Witness how mangrove wetlands on a coastline provide protection from storm surges and hurricanes, he suggests. “You can value mangroves that come with their own biodiversity as a trade off against the catastrophic loss caused by a hurricane. What is the price we incurred by not having nature protect us?”

He is also encouraged by progress in the carbon market where a forest can now be managed for wood and paper outputs, or as a carbon store. “Three years ago, carbon wasn’t valued highly enough to compete as an investment, but this has now changed,” he says.

In another example, the UK government’s high-profile dispute with global investors about the value of water suggests that pricing nature is finally climbing the political agenda.

Investors including C$133 billion Ontario Municipal Employees Retirement System (OMERS) and £75 billion British Universities Superannuation Scheme (USS) cut their losses in troubled UK water utility Thames Water because of demands from Britain’s regulatory authority, OfWat, that they reduce their returns below the cost of capital.

It’s a similar story in Sweden, where Florén argues investors can’t make enough profit because Swedish regulation decrees water infrastructure can only be self-financing.

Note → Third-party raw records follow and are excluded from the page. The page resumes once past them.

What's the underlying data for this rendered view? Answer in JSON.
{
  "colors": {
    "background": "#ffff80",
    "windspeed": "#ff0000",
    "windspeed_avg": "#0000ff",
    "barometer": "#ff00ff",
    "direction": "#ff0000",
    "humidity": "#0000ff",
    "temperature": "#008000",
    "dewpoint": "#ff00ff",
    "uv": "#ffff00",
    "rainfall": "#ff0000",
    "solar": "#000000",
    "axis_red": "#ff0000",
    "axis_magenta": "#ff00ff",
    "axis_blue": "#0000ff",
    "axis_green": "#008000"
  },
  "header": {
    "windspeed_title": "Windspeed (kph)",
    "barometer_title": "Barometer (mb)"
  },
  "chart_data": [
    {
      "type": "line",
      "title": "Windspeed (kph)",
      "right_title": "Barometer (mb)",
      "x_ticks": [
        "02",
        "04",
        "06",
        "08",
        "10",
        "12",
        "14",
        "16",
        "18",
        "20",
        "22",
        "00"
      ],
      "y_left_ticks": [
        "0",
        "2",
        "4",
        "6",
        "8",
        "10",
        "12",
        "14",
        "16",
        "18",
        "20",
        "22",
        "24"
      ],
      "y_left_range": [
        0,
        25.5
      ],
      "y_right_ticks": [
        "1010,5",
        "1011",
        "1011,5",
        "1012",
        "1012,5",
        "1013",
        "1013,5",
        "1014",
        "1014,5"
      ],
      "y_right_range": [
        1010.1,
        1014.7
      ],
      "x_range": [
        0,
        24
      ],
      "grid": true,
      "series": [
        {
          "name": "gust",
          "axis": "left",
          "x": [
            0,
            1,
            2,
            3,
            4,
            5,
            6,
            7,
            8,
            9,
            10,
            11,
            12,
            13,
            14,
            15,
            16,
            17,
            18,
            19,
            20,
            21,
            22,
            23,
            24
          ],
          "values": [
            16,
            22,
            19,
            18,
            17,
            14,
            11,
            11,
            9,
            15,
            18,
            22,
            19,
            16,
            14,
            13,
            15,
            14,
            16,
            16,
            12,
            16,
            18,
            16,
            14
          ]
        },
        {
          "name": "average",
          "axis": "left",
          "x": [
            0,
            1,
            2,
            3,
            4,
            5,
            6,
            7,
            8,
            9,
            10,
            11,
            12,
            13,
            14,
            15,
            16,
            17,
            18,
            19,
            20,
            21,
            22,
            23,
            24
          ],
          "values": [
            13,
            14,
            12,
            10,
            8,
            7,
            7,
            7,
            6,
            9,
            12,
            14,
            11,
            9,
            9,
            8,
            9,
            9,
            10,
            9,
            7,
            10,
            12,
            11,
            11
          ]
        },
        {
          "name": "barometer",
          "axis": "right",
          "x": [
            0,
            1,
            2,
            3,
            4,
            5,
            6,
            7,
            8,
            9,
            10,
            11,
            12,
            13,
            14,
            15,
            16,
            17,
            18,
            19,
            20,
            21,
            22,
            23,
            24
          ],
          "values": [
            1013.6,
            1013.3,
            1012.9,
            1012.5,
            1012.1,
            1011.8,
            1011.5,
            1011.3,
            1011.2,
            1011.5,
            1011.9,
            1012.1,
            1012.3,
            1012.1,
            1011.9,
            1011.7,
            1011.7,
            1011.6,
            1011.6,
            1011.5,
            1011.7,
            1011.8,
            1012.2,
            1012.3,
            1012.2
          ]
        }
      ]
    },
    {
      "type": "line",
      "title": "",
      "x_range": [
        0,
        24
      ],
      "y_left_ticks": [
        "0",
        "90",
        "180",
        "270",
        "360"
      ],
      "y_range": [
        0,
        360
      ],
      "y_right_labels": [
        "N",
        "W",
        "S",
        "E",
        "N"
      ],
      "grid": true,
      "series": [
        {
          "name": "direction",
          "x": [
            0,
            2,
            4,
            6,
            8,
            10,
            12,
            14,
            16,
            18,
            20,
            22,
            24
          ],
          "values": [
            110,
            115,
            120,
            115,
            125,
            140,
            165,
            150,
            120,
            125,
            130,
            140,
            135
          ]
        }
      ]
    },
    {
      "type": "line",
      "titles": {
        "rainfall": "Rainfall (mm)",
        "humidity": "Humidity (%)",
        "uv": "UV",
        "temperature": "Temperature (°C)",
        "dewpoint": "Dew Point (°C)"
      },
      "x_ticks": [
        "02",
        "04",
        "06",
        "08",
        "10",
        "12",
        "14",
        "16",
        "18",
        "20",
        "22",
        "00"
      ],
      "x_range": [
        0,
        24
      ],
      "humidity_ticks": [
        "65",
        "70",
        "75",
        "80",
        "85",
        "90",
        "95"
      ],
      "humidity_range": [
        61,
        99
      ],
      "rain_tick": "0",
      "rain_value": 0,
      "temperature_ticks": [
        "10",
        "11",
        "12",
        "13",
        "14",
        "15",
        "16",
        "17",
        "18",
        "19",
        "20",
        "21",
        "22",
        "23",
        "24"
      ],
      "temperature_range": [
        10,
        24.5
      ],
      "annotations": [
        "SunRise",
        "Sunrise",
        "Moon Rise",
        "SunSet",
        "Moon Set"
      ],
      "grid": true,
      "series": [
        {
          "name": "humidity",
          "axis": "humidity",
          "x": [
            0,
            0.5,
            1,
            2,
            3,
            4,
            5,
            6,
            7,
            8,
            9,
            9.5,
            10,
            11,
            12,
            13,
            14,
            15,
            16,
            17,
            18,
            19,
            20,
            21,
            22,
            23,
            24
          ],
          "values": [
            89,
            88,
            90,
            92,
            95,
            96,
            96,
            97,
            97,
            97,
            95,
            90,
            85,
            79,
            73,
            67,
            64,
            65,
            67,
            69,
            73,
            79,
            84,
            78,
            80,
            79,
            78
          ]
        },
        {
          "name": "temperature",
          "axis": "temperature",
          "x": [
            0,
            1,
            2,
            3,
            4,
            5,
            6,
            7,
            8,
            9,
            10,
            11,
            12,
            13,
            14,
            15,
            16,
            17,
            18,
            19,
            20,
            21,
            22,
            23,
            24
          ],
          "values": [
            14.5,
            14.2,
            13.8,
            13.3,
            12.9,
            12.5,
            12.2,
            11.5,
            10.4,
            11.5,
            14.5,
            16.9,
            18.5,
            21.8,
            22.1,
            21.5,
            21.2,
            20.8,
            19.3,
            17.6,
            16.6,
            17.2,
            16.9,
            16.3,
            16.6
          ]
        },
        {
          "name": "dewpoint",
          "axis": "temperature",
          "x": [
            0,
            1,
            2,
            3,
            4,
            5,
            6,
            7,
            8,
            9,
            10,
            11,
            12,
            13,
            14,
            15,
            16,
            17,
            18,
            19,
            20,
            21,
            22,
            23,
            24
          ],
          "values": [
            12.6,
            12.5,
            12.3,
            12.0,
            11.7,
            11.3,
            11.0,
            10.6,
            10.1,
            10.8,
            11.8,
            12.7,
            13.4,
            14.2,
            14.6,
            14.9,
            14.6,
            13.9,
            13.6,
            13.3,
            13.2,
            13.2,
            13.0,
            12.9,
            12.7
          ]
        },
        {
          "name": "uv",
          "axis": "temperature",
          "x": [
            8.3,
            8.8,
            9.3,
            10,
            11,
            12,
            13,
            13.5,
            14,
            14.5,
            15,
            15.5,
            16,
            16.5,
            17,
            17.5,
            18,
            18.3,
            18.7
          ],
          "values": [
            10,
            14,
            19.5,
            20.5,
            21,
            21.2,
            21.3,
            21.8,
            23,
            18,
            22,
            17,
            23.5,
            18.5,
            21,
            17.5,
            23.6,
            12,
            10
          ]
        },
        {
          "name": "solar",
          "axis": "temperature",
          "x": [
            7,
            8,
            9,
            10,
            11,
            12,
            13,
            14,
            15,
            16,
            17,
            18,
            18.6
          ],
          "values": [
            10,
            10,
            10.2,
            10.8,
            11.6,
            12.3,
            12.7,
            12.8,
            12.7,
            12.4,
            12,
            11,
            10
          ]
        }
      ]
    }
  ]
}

Meanwhile, waste and over-consumption increase because water is cheap.

“The population is not used to paying for water,” he says. “When things are free there is too little investment and over consumption. If there is no financial interest, problems are difficult to solve, and this is also visible in the tragedy of the commons.”

Regulatory risk

The issue reveals how regulatory risk is now a key risk for investors in natural capital. USS recently said its losses in Thames water have shaped its approach to other regulated utilities, calling on the government to recognise the need for investment, and strike a fair balance between risk and returns over the long term.

Moreover, because the concept of investing in nature is new, regulatory frameworks are bound to evolve and change. As the EV sector shows, regulatory course corrections are inherent at the intersection of government and new sectors and concepts, says Manulife Investment Management’s Kernohan.

“Investors will have to consider the risks that the government introduces in the way they manage the regulation,” he says.

Yet in a Catch-22, regulation is also essential: the market won’t find a value for nature without it.

In some ways the regulatory landscape is starting to evolve. AP7’s Florén welcomes the EU ETS, the world’s first carbon market, and notices a new regulatory impetus coming out of Europe from tree planting to river restoration.

Other investors agree.

“If governments send the right signal, the market will respond,” says Douglas, who stresses regulators should incentivise not punish.

Regulation, says Kernohan, could involve policymakers taking stock of natural capital at a government level to understand if it is increasing or decreasing.

“Perhaps they could do it in the same way as they measure GDP,” he concludes, reflecting on what the future could look like.

“Governments could create a metric that is an indicator of natural capital wealth and allows it to track natural capital. Natural capital underpins economies, but it has become an externality and an input to growth whereby nature actually declines at the expense of a single financial metric, GDP.”